Success is mainly marketing, and you have to hand it to Taleb, he's slyly presents himself as a prescient speculator, someone who makes money taking positions, without ever really saying so. For instance, it is remarked in the story he 'made' $35MM on eurodollar options on Oct 19, 1987 (the market crash). As a trader, that just means he didn't have his risk hedged, because remember, we was primarily a market maker then, a guy who makes money off customer flow, and so generally you don't want these guys taking sides, they make money off the bid-ask spread. And so the 200 point move in Eurodollars that day (unprecedented) exposed him. That's simply a mistake, and others who didn't hedge their risk probably had the opposite pnl. But, elsewhere, if I remember, Taleb admits that his Oct 19th fortune was luck. Nevertheless, by putting out he 'made' $35MM, and that traders called him 'Nassim the dream', clearly it suggests he has the Midas touch. Subtle.
And then there's his hedge fund, Empirica Kurtosis, a fund he ran for 5 years, from 2000 through 2004. There was a joke when I was at one fund, where a bad idiosyncratic trade is always called a 'hedge' after the fact. That is, the money you lost on that punt on volatility, or the oil bet you made that goes against you, you say was hedging something else in your portfolio. It's a nice way to explain away a bad idea. So after the fund starting grinding out losses, Nassim started calling his fund a 'hedge', not a fund, later, a 'laboratory'. Now he says about the fund:
`Our aim was not to make money,'' Taleb says. ``I make no claims of being able to beat markets.'
But he makes sure any article that mentions his fund notes he made 60% in 2000. The only record of his total fund was a WSJ
article on him in 2007, which notes he lost money in 2001 and 2002, made single digits in 2003 and 2004. That averages out to around 12%, and as the risk free rate was about 4% over that period, and the volatility was probably around 17% on a monthly basis, thats a Sharpe of 0.47. Not so good. And that's with his unaudited returns, so it's probably biased high (people have a tendency to round unaudited results upward significantly).
Like almost everything he writes, he is inconsistent, which makes taking him seriously pointless, because he can say that he said anything: his fund was a hedge, it made a ton of money; he was a lucky trader, he was a skilled speculator. I'm clearly a minority in my assessment of his insight, but then again, I didn't like
Confessions of an Economic Hit Man or
Nickel and Dimed either. Basically, my favorite books tend to be #347 in their category.

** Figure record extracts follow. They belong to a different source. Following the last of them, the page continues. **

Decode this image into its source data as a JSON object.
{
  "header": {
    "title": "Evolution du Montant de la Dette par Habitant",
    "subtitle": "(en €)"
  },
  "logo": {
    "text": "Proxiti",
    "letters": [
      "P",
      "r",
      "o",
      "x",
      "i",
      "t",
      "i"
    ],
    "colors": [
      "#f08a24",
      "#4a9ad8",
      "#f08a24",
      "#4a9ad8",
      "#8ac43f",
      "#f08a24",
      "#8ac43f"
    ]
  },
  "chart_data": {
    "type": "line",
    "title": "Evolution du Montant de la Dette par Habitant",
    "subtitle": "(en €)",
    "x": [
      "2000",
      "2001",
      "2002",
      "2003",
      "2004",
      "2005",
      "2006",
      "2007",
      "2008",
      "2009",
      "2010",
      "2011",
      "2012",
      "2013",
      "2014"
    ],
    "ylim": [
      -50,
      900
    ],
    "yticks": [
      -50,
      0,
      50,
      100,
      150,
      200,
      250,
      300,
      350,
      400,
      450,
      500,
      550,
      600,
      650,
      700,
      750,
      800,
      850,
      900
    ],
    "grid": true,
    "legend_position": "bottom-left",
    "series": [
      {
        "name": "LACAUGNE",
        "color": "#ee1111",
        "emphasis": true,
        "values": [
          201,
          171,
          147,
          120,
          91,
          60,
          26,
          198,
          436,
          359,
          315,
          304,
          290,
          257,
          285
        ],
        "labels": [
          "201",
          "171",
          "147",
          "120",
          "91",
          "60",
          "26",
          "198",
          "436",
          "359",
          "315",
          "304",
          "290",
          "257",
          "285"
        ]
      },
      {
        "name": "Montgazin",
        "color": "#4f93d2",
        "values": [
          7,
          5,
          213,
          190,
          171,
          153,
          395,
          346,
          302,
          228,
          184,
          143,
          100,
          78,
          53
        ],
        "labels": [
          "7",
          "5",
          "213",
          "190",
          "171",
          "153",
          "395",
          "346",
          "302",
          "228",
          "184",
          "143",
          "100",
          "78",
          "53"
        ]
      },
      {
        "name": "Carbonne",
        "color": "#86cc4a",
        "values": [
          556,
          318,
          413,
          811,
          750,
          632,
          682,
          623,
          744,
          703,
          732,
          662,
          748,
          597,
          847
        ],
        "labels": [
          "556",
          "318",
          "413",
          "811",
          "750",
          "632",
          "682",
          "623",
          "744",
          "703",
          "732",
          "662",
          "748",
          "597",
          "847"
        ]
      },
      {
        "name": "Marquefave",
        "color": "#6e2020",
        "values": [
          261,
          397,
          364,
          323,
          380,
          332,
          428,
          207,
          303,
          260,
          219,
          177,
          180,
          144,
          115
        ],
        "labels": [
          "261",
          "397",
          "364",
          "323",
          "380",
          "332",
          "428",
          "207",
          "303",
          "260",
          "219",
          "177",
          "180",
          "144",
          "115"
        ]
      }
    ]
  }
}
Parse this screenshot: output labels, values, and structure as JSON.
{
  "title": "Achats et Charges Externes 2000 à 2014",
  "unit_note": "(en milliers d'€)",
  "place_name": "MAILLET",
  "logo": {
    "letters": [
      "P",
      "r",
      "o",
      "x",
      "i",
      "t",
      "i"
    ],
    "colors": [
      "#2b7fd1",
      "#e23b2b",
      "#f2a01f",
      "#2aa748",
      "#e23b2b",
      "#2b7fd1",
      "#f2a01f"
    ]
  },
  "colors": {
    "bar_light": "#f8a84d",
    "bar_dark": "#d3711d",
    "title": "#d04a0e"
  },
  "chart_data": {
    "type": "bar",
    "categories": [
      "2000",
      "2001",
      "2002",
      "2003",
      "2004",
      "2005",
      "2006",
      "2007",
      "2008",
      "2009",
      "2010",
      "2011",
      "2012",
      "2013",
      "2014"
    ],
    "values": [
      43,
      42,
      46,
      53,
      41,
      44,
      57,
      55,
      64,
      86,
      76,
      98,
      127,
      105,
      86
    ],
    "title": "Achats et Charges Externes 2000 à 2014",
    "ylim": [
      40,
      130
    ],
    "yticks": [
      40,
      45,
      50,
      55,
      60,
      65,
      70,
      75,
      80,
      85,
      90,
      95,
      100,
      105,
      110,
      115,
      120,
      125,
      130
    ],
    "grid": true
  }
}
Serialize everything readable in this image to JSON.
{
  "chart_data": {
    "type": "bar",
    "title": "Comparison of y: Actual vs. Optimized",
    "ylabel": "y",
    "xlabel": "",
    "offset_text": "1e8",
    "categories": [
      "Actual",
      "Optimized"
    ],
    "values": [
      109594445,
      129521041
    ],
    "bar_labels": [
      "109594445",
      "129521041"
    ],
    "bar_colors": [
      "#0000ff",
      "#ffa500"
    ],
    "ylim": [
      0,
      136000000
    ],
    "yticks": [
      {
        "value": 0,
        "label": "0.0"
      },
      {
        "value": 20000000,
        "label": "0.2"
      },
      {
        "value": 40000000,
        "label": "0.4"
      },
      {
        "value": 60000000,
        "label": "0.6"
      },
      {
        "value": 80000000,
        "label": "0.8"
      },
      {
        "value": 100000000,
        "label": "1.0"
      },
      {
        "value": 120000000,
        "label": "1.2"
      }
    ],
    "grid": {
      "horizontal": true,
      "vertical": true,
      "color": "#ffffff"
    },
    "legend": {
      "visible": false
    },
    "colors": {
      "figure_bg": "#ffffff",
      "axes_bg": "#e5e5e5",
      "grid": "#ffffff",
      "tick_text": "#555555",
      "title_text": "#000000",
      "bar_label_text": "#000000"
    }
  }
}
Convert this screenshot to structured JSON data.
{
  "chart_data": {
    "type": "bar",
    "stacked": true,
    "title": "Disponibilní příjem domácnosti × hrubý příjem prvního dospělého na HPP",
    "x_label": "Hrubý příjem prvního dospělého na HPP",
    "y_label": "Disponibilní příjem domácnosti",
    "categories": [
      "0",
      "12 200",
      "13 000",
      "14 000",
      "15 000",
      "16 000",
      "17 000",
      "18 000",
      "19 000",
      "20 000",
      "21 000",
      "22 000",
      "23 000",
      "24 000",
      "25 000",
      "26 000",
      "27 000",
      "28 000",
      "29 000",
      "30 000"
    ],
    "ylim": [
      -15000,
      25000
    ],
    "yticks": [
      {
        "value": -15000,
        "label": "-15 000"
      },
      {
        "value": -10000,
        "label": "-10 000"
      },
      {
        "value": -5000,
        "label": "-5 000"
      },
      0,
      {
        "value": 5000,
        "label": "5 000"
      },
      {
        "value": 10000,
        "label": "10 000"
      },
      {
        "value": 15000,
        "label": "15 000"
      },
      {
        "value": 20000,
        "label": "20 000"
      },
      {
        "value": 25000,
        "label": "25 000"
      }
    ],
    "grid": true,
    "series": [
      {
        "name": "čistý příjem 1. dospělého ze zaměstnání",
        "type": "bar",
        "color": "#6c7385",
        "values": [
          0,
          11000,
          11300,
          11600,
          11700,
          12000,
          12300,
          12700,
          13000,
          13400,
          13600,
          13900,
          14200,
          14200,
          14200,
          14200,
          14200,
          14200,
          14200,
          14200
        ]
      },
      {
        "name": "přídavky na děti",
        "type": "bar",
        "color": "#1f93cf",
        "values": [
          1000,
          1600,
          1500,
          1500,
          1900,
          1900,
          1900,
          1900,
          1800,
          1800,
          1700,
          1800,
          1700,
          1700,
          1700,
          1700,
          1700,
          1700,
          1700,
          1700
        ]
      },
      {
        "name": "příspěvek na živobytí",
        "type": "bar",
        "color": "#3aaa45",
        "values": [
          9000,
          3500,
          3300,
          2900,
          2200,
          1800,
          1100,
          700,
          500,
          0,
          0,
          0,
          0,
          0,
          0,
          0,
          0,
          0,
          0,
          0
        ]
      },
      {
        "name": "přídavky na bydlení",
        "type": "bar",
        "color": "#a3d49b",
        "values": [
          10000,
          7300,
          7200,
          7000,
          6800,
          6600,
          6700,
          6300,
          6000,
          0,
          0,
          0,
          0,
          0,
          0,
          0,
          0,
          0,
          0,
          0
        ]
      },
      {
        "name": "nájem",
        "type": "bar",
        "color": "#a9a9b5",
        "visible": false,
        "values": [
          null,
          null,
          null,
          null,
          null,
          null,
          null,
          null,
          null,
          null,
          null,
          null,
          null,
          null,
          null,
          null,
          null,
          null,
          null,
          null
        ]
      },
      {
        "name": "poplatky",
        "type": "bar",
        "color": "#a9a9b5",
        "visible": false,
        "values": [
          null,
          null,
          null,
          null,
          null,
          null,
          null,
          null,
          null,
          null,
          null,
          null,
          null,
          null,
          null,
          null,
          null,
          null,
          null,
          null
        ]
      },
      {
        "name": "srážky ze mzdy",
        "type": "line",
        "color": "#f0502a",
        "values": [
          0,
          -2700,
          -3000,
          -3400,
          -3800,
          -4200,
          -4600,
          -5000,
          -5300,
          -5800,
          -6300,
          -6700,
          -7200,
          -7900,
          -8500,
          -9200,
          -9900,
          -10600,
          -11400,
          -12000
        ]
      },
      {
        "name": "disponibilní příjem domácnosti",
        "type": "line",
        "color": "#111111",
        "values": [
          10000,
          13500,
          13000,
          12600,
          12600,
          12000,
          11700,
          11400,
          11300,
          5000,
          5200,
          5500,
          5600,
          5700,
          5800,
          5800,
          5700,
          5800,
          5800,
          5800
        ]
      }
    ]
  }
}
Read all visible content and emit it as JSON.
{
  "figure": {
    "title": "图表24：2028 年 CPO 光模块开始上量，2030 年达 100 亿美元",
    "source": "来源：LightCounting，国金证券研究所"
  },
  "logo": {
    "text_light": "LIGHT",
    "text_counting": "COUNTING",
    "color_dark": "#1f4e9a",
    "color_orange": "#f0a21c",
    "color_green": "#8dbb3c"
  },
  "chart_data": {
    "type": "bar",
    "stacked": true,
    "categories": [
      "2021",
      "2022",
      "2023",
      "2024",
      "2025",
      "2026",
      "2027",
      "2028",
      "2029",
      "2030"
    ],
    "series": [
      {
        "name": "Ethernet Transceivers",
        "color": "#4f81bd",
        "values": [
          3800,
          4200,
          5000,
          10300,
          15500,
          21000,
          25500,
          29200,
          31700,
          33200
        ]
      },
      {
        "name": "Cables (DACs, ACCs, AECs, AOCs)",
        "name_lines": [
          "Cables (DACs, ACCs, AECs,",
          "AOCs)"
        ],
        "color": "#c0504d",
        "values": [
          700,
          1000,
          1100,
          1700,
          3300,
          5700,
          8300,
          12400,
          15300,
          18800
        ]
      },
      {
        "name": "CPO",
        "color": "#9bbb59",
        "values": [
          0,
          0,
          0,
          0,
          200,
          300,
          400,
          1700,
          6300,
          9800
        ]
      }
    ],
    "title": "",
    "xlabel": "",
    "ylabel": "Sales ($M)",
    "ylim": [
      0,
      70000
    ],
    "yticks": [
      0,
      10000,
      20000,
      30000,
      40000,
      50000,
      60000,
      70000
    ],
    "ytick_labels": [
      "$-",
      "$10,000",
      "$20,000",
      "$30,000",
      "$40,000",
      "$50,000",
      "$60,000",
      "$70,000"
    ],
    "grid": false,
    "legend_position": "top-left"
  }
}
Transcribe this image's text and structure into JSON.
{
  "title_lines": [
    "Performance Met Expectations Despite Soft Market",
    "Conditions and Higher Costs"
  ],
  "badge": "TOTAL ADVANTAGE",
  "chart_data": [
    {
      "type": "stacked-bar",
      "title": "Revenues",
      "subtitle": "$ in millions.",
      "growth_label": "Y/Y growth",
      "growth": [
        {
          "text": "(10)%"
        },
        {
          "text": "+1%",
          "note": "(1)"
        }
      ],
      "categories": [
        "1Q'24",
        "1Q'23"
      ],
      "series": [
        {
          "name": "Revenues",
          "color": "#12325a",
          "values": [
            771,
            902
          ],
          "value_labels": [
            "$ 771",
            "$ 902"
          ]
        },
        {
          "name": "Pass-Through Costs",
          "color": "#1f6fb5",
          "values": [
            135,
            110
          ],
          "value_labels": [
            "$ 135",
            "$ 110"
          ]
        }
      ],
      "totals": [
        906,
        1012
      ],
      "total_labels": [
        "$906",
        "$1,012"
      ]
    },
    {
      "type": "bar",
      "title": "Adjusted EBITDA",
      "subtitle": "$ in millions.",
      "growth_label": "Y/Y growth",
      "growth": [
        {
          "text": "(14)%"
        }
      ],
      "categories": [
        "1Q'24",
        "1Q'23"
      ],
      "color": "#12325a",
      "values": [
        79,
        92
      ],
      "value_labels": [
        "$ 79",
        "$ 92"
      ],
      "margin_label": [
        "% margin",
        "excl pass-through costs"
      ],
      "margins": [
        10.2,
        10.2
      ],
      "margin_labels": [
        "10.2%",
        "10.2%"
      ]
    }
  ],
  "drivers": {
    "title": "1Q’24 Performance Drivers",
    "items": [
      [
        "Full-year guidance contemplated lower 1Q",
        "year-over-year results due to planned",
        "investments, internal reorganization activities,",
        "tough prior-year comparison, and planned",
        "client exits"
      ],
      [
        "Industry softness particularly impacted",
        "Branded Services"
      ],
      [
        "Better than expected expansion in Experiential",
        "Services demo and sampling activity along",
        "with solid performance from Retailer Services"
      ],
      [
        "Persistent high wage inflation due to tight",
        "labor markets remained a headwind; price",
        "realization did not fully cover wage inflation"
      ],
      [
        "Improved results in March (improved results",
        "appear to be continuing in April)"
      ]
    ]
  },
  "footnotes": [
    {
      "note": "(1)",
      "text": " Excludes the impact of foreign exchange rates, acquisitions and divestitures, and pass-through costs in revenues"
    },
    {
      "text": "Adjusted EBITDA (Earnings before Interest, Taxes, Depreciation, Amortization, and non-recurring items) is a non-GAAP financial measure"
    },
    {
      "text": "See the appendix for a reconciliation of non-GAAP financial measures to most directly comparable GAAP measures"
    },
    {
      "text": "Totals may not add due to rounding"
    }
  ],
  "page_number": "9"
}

The story mentions his former assistants are starting funds based on capturing the Black Swan, a fantastic plan. If you write a best selling book about investing, clearly some of those readers will be rich hedge fund investors. Now pitch them with the following story that is totally consistent with your revolutionary insights: I get 2 and 20 fees. Your returns will be near zero, until we catch a financial Black Swan, whose return cannot be quantified, but think Google or Harry Potter. Of course, 'absence of evidence' is not 'evidence of absence', so if nothing happens after 10 years, that proves nothing. Heck, even a lifetime of zero alpha proves nothing. Meanwhile, on $1B, that's $20MM per year. Brilliant!